2. It was a memorable night for his whole line as well.
Head coach Dean Evason made a switcheroo with the top two trios Monday night, reuniting the “Monahanov” line of Yegor Chinakhov, Sean Monahan and Kirill Marchenko and slotting Cole Sillinger with Fantilli and Pyyhtia.
On a night when the Blue Jackets scored six goals for the fourth time in eight games, it paid off. Monahan had a pair of goals, including one on the power play to get things started in the opening minutes, and every member of the Sillinger-Fantilli-Pyyhtia line scored.
For Sillinger and Fantilli, there was an immediate connection. The two played just over 11 minutes together at 5-on-5 a season ago and were on a line together Monday for the first time this season, but the production quickly clicked as both Fantilli and Sillinger tallied in the first period.
Adam Fantilli with a Goal vs. Edmonton Oilers
“To actually be on a line, we were pretty pumped this morning,” Sillinger said. “I think we have chemistry, and we complement each other well, so I thought we showed that tonight. We both want it for each other. We both want to do well, and we both want this team to do well, so it’s nice for us to click. We just have to keep that going.”
If they can, it’ll give the Blue Jackets two top scoring lines that are hard to handle for opposing teams.
“Anytime you can have waves of offense coming in like that, it’s gonna be great,” Fantilli said. “Playing with Silly and Tuna, it’s hopefully something where we can establish the first two lines of offense.”
3. Elvis Merzlikins made bit of a statement in this one as well.
Daniil Tarasov had started the previous four games in goal – two of them when Merzlikins was out with an upper body injury – and Evason had talked about how Tarasov’s play had earned him that time between the pipes.
Merzlikins will thus earn some more opportunities of his own after stopping 31 of 32 shots against Edmonton and coming just seconds away from a shutout when the Oilers scored a power-play goal in the final 30 seconds.

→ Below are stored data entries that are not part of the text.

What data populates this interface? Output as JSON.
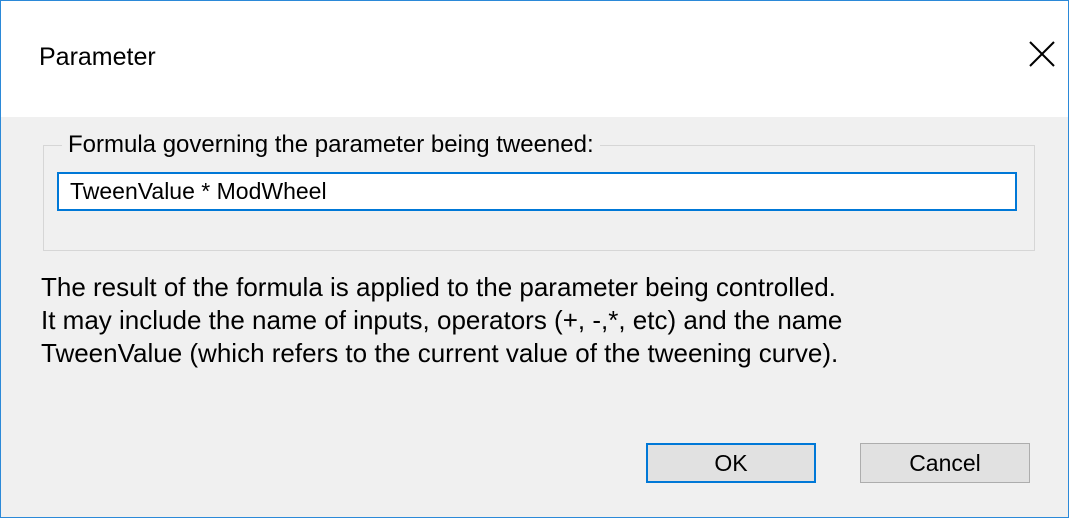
{
  "window": {
    "title": "Parameter",
    "close_icon": "close-icon"
  },
  "formula_group": {
    "label": "Formula governing the parameter being tweened:",
    "value": "TweenValue * ModWheel"
  },
  "help": {
    "line1": "The result of the formula is applied to the parameter being controlled.",
    "line2": "It may include the name of inputs, operators (+, -,*, etc) and the name",
    "line3": "TweenValue (which refers to the current value of the tweening curve)."
  },
  "buttons": {
    "ok_label": "OK",
    "cancel_label": "Cancel"
  },
  "colors": {
    "accent": "#0078d7",
    "window_border": "#2b89d8",
    "dialog_bg": "#f0f0f0",
    "button_bg": "#e1e1e1"
  }
}
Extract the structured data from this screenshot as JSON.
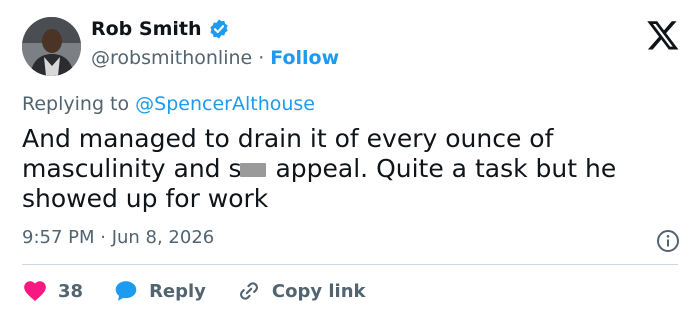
{
  "tweet": {
    "author": {
      "name": "Rob Smith",
      "handle": "@robsmithonline",
      "separator": "·",
      "follow_label": "Follow",
      "verified_color": "#1d9bf0"
    },
    "replying_prefix": "Replying to",
    "replying_to": "@SpencerAlthouse",
    "text_before_censor": "And managed to drain it of every ounce of masculinity and s",
    "text_after_censor": " appeal. Quite a task but he showed up for work",
    "timestamp": "9:57 PM · Jun 8, 2026",
    "actions": {
      "like_count": "38",
      "reply_label": "Reply",
      "copy_label": "Copy link"
    }
  },
  "icons": {
    "logo": "x-logo-icon",
    "info": "info-icon",
    "like": "heart-icon",
    "reply": "speech-bubble-icon",
    "copy": "link-icon"
  },
  "colors": {
    "like": "#f91880",
    "reply": "#1d9bf0",
    "accent": "#1d9bf0",
    "muted": "#536471"
  }
}
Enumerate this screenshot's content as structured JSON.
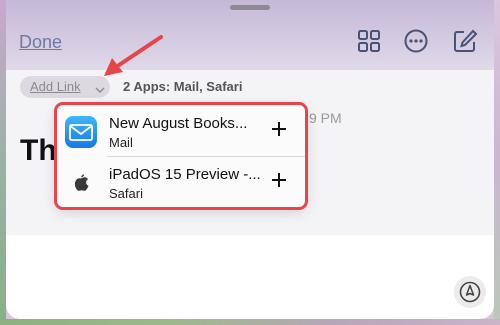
{
  "toolbar": {
    "done_label": "Done",
    "icons": [
      "gallery-grid-icon",
      "more-ellipsis-icon",
      "compose-icon"
    ]
  },
  "tags": {
    "add_link_label": "Add Link",
    "apps_summary": "2 Apps: Mail, Safari"
  },
  "note": {
    "title_fragment": "Th",
    "time_fragment": "9 PM"
  },
  "link_menu": {
    "items": [
      {
        "title": "New August Books...",
        "app": "Mail",
        "icon": "mail-icon",
        "action_icon": "plus-icon"
      },
      {
        "title": "iPadOS 15 Preview -...",
        "app": "Safari",
        "icon": "apple-logo-icon",
        "action_icon": "plus-icon"
      }
    ],
    "highlight_color": "#e8454a"
  },
  "annotation": {
    "arrow_color": "#e8454a"
  },
  "markup_button": {
    "icon": "markup-pen-icon"
  }
}
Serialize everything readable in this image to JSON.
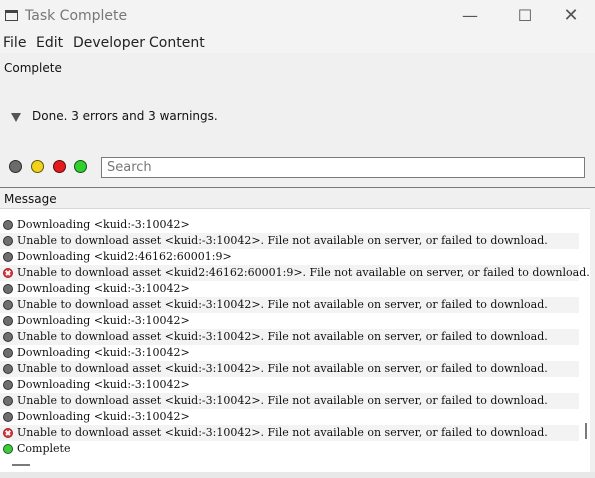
{
  "window": {
    "title": "Task Complete"
  },
  "menu": [
    "File",
    "Edit",
    "Developer",
    "Content"
  ],
  "status": {
    "label": "Complete",
    "summary": "Done. 3 errors and 3 warnings."
  },
  "filters": [
    {
      "name": "filter-grey",
      "color": "#6b6b6b"
    },
    {
      "name": "filter-yellow",
      "color": "#f2d21a"
    },
    {
      "name": "filter-red",
      "color": "#e21c1c"
    },
    {
      "name": "filter-green",
      "color": "#2fd02f"
    }
  ],
  "search": {
    "placeholder": "Search"
  },
  "list_header": "Message",
  "icon_colors": {
    "info": "#6f6f6f",
    "error": "#d9363e",
    "complete": "#3ecb3e"
  },
  "messages": [
    {
      "type": "info",
      "text": "Downloading <kuid:-3:10042>"
    },
    {
      "type": "info",
      "text": "Unable to download asset <kuid:-3:10042>. File not available on server, or failed to download."
    },
    {
      "type": "info",
      "text": "Downloading <kuid2:46162:60001:9>"
    },
    {
      "type": "error",
      "text": "Unable to download asset <kuid2:46162:60001:9>. File not available on server, or failed to download."
    },
    {
      "type": "info",
      "text": "Downloading <kuid:-3:10042>"
    },
    {
      "type": "info",
      "text": "Unable to download asset <kuid:-3:10042>. File not available on server, or failed to download."
    },
    {
      "type": "info",
      "text": "Downloading <kuid:-3:10042>"
    },
    {
      "type": "info",
      "text": "Unable to download asset <kuid:-3:10042>. File not available on server, or failed to download."
    },
    {
      "type": "info",
      "text": "Downloading <kuid:-3:10042>"
    },
    {
      "type": "info",
      "text": "Unable to download asset <kuid:-3:10042>. File not available on server, or failed to download."
    },
    {
      "type": "info",
      "text": "Downloading <kuid:-3:10042>"
    },
    {
      "type": "info",
      "text": "Unable to download asset <kuid:-3:10042>. File not available on server, or failed to download."
    },
    {
      "type": "info",
      "text": "Downloading <kuid:-3:10042>"
    },
    {
      "type": "error",
      "text": "Unable to download asset <kuid:-3:10042>. File not available on server, or failed to download."
    },
    {
      "type": "complete",
      "text": "Complete"
    }
  ]
}
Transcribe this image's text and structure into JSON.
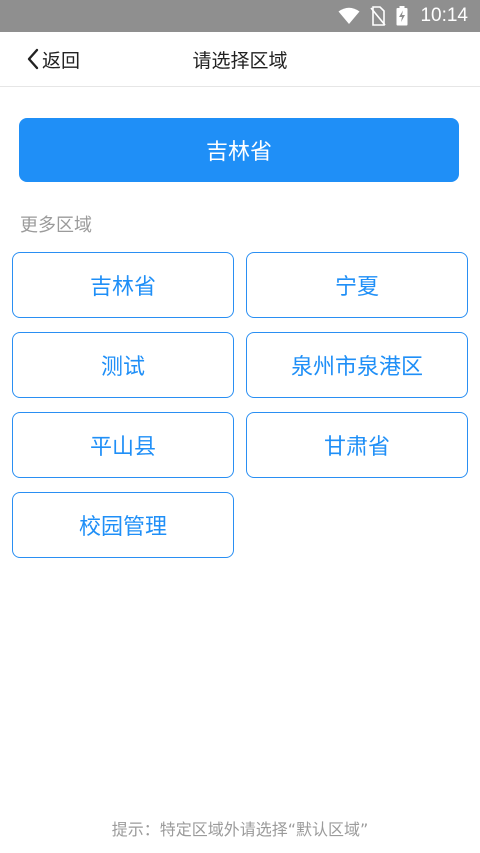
{
  "status_bar": {
    "time": "10:14",
    "icons": [
      "wifi-icon",
      "no-sim-icon",
      "battery-charging-icon"
    ]
  },
  "header": {
    "back_label": "返回",
    "title": "请选择区域"
  },
  "current_region": {
    "label": "吉林省"
  },
  "more_regions": {
    "label": "更多区域",
    "items": [
      {
        "label": "吉林省"
      },
      {
        "label": "宁夏"
      },
      {
        "label": "测试"
      },
      {
        "label": "泉州市泉港区"
      },
      {
        "label": "平山县"
      },
      {
        "label": "甘肃省"
      },
      {
        "label": "校园管理"
      }
    ]
  },
  "hint": "提示：特定区域外请选择“默认区域”",
  "colors": {
    "accent": "#1f8ff7",
    "status_bar": "#8f8f8f",
    "muted_text": "#9b9b9b"
  }
}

More than just making the saves, Merzlikins was square to shooters and played with a composed demeanor, letting the play come to him rather than trying to do anything spectacular. The result was his best performance of the young season.
“It definitely feels good,” he said afterward. “I had help from the guys cleaning those guys who were in the front of me, in my vision, but it feels good. I just have to catch that flow and that wave. I didn’t play hockey for two weeks. I was mostly all the time every day in the gym and in the Ice Haus (rehabbing and practicing).
“It was frustrating to start the season like this, especially when the boys have success and you can’t join that feeling.”
But if there has been some frustration with the injury, Merzlikins hasn’t shown it, Evason said.
“Elvis has been a leader on our team so far,” the head coach said. “He’s led by example. He’s led in practice. He’s led with his work ethic. The other night when he’s not playing, he’s the first one high-fiving guys and praising guys. He’s been fantastic.
“I think your point of him being calm (in net) is really good. We want him to have fire in his belly, we just don’t want him to have fire all the time. We want him to play the game composed, as we want everybody, but certainly our goaltenders. And he did that tonight.”